Jannie Karry M, Ellerbroek Shawn M, Zhou Dennis W, Chen Sophia, Crompton David J, García Andrés J, DeMali Kris A
*Department of Biochemistry, University of Iowa Roy J. and Lucille A. Carver College of Medicine, Iowa City, IA 52242, U.S.A.
†Woodruff School of Mechanical Engineering, Petit Institute for Bioengineering and Bioscience, Georgia Institute of Technology, Atlanta, GA 30332, U.S.A.
Biochem J. 2015 Feb 1;465(3):383-93. doi: 10.1042/BJ20140872.

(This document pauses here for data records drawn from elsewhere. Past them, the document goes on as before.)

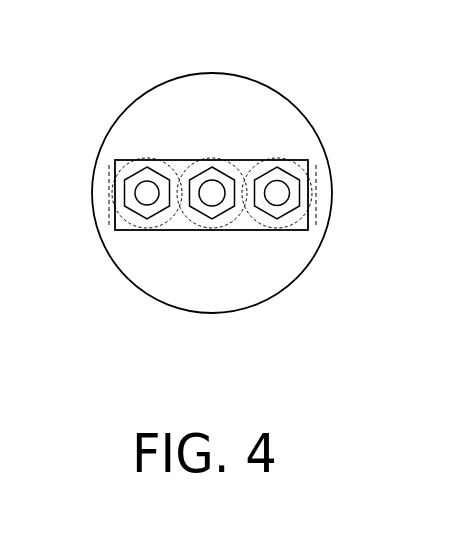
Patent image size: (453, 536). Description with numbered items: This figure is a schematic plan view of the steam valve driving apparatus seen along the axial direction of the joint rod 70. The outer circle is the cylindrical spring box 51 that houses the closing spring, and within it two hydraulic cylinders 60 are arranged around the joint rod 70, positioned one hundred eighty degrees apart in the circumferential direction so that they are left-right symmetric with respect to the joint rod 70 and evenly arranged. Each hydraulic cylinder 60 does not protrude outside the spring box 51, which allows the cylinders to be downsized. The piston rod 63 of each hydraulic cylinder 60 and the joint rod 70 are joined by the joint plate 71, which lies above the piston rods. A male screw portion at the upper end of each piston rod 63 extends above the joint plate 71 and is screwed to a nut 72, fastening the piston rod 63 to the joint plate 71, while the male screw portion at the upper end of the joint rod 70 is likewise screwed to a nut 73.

The spring box 51 is at (283, 93).
The hydraulic cylinder 60 is at (99, 191).
The piston rod 63 is at (151, 205).
The joint rod 70 is at (207, 205).
The joint plate 71 is at (190, 160).
The nut 72 is at (136, 170).
The nut 73 is at (230, 167).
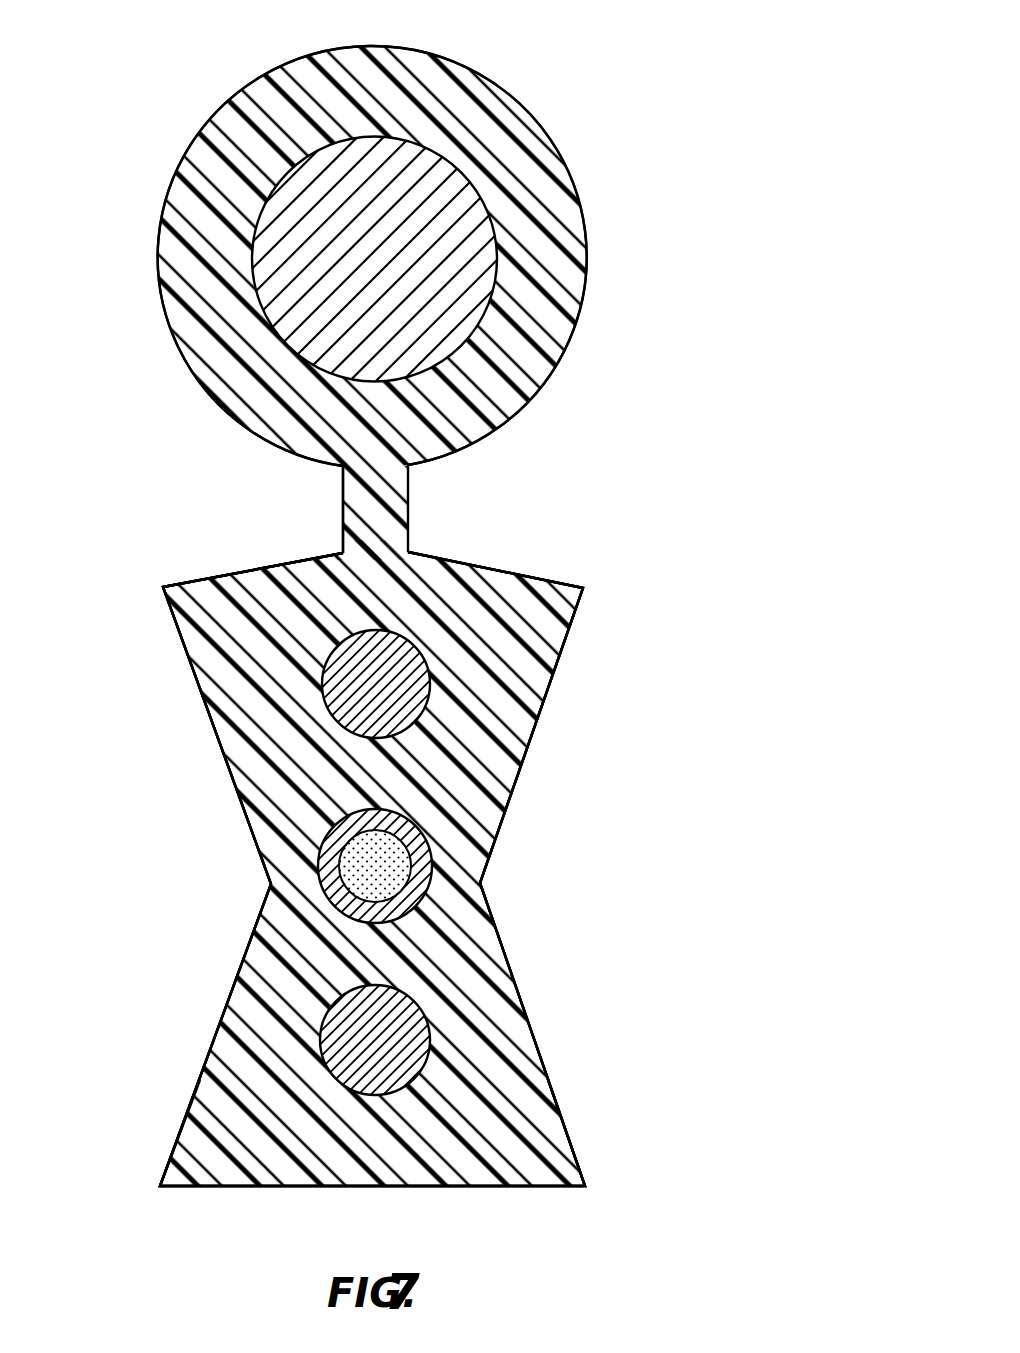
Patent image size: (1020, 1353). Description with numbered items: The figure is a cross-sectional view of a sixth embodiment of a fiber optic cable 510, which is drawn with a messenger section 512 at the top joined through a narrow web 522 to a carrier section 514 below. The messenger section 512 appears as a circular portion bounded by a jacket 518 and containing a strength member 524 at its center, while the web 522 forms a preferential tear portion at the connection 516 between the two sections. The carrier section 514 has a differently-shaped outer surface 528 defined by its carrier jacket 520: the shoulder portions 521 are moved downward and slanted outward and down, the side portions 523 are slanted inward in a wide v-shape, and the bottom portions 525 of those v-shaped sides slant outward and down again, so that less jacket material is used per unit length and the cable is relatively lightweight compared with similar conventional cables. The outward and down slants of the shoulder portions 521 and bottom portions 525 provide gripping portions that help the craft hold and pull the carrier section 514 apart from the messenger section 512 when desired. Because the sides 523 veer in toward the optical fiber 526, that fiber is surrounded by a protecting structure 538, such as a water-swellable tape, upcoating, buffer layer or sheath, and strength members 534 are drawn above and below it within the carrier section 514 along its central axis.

The fiber optic cable 510 is at (674, 266).
The messenger section 512 is at (551, 72).
The carrier section 514 is at (716, 716).
The web connecting portion 516 is at (276, 568).
The outer jacket of first cable portion 518 is at (186, 344).
The carrier jacket 520 is at (212, 657).
The shoulder portions 521 is at (567, 580).
The web 522 is at (408, 518).
The side portions 523 is at (190, 829).
The inner conductor of first cable portion 524 is at (475, 200).
The bottom portions 525 is at (560, 1120).
The optical fiber 526 is at (412, 832).
The outer surface 528 is at (505, 948).
The strength members 534 is at (410, 1040).
The protecting structure 538 is at (408, 846).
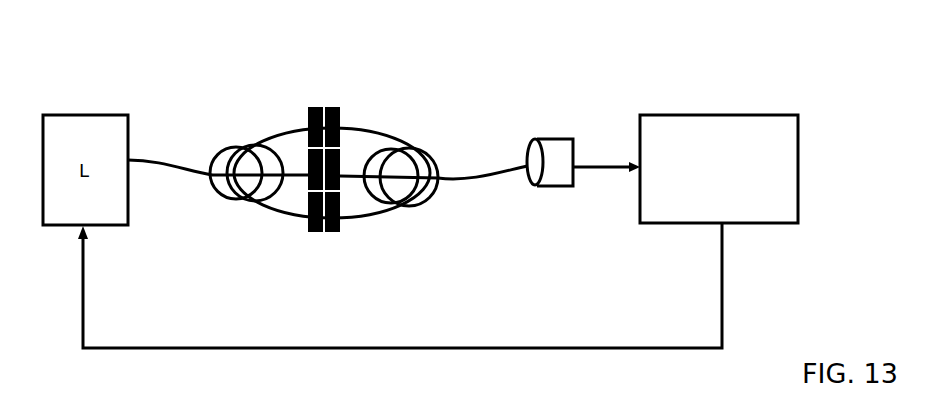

Vinculin binding to actin filaments is thought to be critical for force transduction within a cell, but direct experimental evidence to support this conclusion has been limited. In the present study, we found mutation (R1049E) of the vinculin tail impairs its ability to bind F-actin, stimulate actin polymerization, and bundle F-actin in vitro. Further, mutant (R1049E) vinculin expressing cells are altered in cell migration, which is accompanied by changes in cell adhesion, cell spreading and cell generation of traction forces, providing direct evidence for the critical role of vinculin in mechanotransduction at adhesion sites. Lastly, we discuss the viability of models detailing the F-actin-binding surface on vinculin in the context of our mutational analysis.
纽蛋白与肌动蛋白丝的结合被认为对细胞内的力转导至关重要,但支持这一结论的直接实验证据一直有限。在本研究中,我们发现纽蛋白尾部的突变(R1049E)损害了其在体外结合F-肌动蛋白、刺激肌动蛋白聚合以及使F-肌动蛋白成束的能力。此外,表达突变型(R1049E)纽蛋白的细胞在细胞迁移方面发生改变,这伴随着细胞黏附、细胞铺展和细胞产生牵引力的变化,为纽蛋白在黏附位点的机械转导中的关键作用提供了直接证据。最后,我们在突变分析的背景下讨论了详细描述纽蛋白上F-肌动蛋白结合表面的模型的可行性。